I read Nyctophobia because it was a standalone novel, self contained and instantly accessible. The pacing of the book is great. Read the first paragraph and you’re hooked. By the time I had finished the first chapter I was expecting a fairly standard haunted house novel, but was entirely happy to journey on, as Fowler’s writing is so strong. However, as the story progressed I realised that there was so much more to the novel than a haunted house story. The half-light, half-dark aspect of the house is particularly fascinating. Fowler includes a couple of scenes where the characters venture into the ‘other realms’ of the house and the action is unbelievably creepy. The description of the souls that inhabit the dark side (originally the servants’ quarters) are horrific and nightmarish. And there’s a sequence involving a hornet’s nest that feels brutal and heart-breaking.

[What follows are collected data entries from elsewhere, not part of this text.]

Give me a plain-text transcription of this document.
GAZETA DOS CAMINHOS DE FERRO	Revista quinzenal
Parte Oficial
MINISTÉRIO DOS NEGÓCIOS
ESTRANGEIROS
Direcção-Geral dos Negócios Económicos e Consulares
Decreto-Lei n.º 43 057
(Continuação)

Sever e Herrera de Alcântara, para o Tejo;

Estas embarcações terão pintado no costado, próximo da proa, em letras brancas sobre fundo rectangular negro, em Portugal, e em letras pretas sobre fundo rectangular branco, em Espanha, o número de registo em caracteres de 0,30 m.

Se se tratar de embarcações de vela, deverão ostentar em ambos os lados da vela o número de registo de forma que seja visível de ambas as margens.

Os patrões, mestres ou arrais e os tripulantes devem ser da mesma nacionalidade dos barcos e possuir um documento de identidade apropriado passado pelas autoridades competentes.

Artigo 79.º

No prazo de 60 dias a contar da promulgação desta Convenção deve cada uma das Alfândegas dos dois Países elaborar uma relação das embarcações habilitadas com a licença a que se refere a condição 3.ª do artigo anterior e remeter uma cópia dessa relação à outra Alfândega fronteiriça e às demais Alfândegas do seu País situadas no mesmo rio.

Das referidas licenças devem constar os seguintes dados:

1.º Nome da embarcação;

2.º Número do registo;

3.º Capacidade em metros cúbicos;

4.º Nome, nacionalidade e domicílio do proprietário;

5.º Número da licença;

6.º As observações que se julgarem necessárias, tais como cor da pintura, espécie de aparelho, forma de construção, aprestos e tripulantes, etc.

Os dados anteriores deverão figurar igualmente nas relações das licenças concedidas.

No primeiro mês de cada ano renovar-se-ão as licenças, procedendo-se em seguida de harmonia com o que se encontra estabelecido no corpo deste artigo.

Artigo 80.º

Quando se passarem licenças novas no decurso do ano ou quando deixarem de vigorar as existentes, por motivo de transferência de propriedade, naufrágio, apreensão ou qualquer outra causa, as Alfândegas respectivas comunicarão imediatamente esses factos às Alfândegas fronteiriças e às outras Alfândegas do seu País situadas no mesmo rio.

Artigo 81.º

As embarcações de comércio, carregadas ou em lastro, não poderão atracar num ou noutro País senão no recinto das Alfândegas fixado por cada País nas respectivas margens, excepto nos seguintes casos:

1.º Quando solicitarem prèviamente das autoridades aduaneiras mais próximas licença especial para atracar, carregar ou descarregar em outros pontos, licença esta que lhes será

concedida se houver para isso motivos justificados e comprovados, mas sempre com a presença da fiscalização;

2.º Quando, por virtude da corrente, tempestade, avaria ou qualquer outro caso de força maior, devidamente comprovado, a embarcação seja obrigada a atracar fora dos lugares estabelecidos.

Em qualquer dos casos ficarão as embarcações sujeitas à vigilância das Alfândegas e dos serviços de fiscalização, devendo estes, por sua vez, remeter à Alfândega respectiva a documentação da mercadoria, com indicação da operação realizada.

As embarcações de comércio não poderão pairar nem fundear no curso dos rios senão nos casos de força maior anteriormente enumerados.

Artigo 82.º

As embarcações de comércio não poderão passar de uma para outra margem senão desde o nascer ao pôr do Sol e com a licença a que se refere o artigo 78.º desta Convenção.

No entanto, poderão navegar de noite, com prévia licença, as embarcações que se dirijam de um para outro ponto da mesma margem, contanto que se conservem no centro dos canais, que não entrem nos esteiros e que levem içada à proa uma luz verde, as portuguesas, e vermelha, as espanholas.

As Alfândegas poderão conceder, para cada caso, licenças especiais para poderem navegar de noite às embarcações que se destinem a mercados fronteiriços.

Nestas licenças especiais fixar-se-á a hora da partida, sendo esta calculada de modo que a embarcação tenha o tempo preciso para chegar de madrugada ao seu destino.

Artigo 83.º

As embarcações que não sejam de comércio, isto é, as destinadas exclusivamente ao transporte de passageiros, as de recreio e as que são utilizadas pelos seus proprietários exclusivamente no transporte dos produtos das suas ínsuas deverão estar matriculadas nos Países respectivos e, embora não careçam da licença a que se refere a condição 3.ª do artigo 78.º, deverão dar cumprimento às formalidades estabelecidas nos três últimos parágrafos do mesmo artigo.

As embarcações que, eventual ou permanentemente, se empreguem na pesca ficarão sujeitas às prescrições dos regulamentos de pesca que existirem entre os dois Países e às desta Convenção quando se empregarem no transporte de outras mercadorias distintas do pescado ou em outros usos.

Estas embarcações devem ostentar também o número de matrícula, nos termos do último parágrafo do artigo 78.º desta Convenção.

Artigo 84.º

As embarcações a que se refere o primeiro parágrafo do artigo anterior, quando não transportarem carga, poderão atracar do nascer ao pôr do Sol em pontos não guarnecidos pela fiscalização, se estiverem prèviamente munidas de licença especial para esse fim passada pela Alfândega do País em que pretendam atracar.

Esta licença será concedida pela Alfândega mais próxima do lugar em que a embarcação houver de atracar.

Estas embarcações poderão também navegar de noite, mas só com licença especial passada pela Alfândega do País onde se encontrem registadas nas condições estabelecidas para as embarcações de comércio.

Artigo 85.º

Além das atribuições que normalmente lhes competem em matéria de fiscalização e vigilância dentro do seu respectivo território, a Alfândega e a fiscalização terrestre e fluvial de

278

Nyctophobia is an unpretentious, fast-paced slice of horror. Whilst it’s difficult to say it reinvents the haunted house novel, it does at least attempt to try something different with the trope, and undoubtedly pulls it off. The Spanish location is evocative and interesting – Fowler clearly knows Spain and the Spanish ways – and there’s the perfect balance between scary scenes and Callie’s fascinating research into the mysterious history of Hyperion House. I really enjoyed reading this, and it has given me fresh impetus to return to the Bryant and May series. Fowler is a natural writer. You really feel you’re in good hands when reading one of his books. Definitely recommended.